I'm not sure that I see your point, Willravel. The last sentence of your post seems to indicate that you find this study to the counter of absolute and certain belief in god. It is quite the opposite. The tone of the article suggests that people of faith have lower anxiety about making decisions that that this benefit is arrive at through their faith.
On the original article, I wish that I knew more about the kind of testing they were doing. As BG pointed out, they do seem to reach the conclusion that people of faith actually did better on the test, fewer errors, in addition to having lower ACC levels, less anxiety. I guess I'll have to go RTFA... or is that RTFJA in this case.

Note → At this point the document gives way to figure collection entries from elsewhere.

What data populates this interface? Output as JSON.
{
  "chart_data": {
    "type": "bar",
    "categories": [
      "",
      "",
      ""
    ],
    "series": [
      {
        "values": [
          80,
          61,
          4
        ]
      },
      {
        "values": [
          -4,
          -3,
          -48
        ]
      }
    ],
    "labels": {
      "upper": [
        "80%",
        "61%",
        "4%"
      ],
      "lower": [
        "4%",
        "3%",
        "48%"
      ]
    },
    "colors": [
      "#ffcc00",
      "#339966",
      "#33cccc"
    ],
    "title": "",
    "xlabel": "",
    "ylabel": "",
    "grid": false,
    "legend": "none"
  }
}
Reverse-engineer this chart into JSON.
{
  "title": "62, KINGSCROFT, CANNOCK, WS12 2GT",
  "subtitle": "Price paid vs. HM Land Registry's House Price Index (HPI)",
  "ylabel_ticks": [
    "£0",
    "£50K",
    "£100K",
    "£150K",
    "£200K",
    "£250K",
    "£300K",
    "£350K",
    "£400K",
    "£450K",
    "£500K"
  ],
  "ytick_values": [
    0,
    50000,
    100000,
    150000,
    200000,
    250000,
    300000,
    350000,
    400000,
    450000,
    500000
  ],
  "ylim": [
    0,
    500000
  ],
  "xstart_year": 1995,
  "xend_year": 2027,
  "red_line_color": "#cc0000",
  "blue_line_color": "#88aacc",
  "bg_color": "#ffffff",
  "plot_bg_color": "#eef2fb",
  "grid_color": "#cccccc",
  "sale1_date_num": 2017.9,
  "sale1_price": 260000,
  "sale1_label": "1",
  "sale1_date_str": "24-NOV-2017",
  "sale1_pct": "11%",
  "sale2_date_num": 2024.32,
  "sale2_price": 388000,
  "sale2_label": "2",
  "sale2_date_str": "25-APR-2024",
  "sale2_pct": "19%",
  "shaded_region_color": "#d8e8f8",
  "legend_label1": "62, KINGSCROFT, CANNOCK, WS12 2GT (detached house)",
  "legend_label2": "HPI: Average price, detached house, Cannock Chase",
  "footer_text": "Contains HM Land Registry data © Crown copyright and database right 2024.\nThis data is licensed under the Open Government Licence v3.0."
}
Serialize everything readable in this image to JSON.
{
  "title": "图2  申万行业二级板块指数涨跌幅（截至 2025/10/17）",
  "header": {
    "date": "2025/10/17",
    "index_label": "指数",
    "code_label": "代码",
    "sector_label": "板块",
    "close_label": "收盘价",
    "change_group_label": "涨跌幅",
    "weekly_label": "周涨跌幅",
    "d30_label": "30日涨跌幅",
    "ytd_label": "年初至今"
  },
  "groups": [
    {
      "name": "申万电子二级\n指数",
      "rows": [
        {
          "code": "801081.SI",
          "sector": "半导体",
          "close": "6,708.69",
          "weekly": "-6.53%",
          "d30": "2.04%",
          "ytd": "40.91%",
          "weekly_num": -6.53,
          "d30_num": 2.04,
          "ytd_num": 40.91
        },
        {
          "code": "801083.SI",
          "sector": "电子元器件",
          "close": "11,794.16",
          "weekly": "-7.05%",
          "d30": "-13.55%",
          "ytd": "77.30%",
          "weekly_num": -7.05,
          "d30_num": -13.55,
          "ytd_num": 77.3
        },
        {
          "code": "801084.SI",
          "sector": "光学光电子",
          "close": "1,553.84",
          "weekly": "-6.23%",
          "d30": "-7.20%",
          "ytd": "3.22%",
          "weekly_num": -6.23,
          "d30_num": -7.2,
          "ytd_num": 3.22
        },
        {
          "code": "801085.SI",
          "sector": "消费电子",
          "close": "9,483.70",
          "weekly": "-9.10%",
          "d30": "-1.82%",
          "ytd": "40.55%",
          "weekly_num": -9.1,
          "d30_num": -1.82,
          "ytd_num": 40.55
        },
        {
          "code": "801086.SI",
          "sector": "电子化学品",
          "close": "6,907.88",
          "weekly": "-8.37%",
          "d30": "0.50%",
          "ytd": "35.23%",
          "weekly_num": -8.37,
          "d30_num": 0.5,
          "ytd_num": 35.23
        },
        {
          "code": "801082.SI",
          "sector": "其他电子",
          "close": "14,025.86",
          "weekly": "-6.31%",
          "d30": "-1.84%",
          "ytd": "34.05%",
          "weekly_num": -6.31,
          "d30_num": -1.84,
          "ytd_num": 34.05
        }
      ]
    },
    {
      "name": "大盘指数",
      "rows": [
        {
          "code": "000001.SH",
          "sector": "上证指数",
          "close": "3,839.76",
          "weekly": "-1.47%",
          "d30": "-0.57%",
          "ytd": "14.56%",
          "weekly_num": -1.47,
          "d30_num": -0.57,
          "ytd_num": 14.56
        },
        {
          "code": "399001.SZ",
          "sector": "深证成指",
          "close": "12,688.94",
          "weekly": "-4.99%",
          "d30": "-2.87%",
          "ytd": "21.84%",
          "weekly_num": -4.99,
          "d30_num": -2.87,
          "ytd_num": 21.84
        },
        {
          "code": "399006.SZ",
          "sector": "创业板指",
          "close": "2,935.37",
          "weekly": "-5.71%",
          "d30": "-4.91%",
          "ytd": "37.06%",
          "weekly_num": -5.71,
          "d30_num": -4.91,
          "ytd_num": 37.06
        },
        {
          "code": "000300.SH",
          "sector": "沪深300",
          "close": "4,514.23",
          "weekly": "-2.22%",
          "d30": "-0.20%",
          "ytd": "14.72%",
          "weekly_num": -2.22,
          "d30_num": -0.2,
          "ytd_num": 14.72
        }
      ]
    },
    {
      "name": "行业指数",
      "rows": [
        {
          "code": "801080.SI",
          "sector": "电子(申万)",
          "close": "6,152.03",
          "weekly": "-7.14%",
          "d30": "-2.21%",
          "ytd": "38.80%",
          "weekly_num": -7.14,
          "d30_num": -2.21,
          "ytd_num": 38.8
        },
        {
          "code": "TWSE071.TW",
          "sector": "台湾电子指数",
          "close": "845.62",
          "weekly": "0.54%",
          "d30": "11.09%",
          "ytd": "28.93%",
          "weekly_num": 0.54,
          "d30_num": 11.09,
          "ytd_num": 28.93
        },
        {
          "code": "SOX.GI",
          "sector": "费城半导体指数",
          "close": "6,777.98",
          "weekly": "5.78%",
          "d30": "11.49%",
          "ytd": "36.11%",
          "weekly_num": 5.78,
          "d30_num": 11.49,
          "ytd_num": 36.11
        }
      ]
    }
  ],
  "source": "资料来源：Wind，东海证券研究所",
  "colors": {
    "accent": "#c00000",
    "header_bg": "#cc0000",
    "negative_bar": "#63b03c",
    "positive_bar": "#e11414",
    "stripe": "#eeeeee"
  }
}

---------- Post added at 02:17 PM ---------- Previous post was at 01:40 PM ----------
Ok, I've read the article. It is an interesting read even though it is well outside my field. The Stroop test they are referring to in the article is something I encountered playing Brain Age on my wife's Nintendo DS. Seriously! A word for a color is presented in either the same color as it actually is, like this:
red, or other than what the word actually is, like this:
green. The test is to see whether you can correctly name the color of the word rather than just reading the word. A further explanation and an example test can be found here
Stroop Test
Having read the article, I now understand better what the authors were referring to when they discussed an improved score on the test being positively correlated with religious belief. The believers tended to answer more slowly, and more correctly than the non-believers. Likely to be a side-effect of the lower anxiety. The test interval was timed, and all participants answered within the required amount of time. Believers just tended to answer more slowly within that time frame than non-believers.
The authors of the paper also held forth that, "Strong convictions of all kinds, then, may lower anxiety and uncertainty and their attendant brain activity." So my earlier allusion to belief in SkyNet, which was meant as an offhand jest, might not be so far off the mark either.